El cine tiene la facultad de disipar, ese malestar generado por la idea de la vejez y de la muerte. Tanto meterse en una sala, como ubicarse detrás de una cámara y hacer películas, equivale a hacer un pacto con el tiempo. Cuando estamos inmersos en la narrativa de una película, ya sea viéndola o creándola, sentados en nuestra butaca, mirando hacia la pantalla o a través de la lente, esperando quedar encantados, hipnotizados con la aventura, casi inconscientemente pactamos con el tiempo: “Vos suspendete, mientras esta historia que tiene su pulso propio recreado y reinventado para mí, sucede.” Tal vez sea por eso, que siempre nos sorprende el “transcurso” de manera brutal, cuando salimos del cine o cuando terminamos una película. “¡Eh, cómo ya es de noche!”, “¡Eh, cómo ya pasaron siete años!” y así caemos en cuenta, de nuestro pequeño y tan valioso como falaz, viaje en el tiempo. Es como escapar al espacio bien lejos, y después volver a la Tierra y encontrar a todos viejos.

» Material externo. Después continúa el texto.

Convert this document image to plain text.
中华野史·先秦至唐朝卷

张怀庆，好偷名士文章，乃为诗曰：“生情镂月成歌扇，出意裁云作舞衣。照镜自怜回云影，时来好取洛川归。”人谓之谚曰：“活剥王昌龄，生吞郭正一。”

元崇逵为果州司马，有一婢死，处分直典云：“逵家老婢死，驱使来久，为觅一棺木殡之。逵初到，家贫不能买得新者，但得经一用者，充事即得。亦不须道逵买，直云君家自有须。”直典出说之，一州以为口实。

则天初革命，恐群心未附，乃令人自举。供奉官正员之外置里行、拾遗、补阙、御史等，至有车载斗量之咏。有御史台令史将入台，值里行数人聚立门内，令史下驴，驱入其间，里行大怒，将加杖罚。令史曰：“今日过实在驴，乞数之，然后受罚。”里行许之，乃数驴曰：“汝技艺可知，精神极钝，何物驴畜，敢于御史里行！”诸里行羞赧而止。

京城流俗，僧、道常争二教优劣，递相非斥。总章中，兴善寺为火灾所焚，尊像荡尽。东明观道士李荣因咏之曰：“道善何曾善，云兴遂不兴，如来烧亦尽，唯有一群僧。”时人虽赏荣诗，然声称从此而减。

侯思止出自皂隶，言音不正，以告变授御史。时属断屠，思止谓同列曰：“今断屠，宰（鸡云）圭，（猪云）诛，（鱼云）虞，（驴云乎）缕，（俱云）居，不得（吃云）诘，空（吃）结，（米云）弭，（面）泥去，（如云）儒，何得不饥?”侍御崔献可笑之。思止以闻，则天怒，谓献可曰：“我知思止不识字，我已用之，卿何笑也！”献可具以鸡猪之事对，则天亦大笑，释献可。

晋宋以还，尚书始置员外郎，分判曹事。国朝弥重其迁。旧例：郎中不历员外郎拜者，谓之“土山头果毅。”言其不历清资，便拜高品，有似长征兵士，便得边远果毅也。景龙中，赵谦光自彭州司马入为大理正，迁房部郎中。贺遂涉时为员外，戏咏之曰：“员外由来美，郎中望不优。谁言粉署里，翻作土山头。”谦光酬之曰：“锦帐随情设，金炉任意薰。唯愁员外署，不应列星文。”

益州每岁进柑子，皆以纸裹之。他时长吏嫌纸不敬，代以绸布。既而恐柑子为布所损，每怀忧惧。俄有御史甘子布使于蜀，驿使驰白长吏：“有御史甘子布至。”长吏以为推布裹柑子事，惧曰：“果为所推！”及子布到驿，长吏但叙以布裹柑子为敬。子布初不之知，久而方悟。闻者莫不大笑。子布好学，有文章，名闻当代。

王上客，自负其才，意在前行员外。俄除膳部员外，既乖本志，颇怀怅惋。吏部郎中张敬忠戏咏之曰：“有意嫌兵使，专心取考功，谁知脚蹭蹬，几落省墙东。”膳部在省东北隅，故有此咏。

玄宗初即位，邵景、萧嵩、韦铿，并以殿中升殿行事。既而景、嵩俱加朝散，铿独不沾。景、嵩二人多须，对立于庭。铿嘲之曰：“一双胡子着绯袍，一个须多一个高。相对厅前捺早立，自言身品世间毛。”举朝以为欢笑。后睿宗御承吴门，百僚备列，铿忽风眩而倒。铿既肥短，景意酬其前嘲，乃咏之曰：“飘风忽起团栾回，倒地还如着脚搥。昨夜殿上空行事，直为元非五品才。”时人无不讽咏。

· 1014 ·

Ahora volvamos a las preguntas que me saltaron a la cabeza anteriormente: “¿Qué es lo que tengo realmente?” y “¿Hay algo en toda esta existencia que llevo, que sea mío?”, las respuestas probablemente sean “Nada” y “No” respectivamente, si no contamos con ese pacto con el tiempo. Esos momentos de “engaña pichanga”, son nuestros. Son entera y golosamente nuestros. Esa suspensión que hacemos, esa breve y mágica y levitación que elegimos, esas imágenes maravillosas y vastas, nos pertenecen redondamente y las acopiamos nosotros, en esta vida, en este tiempo, en esta carne. Nadie, ni siquiera la muerte, puede hacer nada al respecto. De todo lo demás no somos, ni seremos dueños jamás. Es por eso, que amamos tanto este maravilloso espejismo.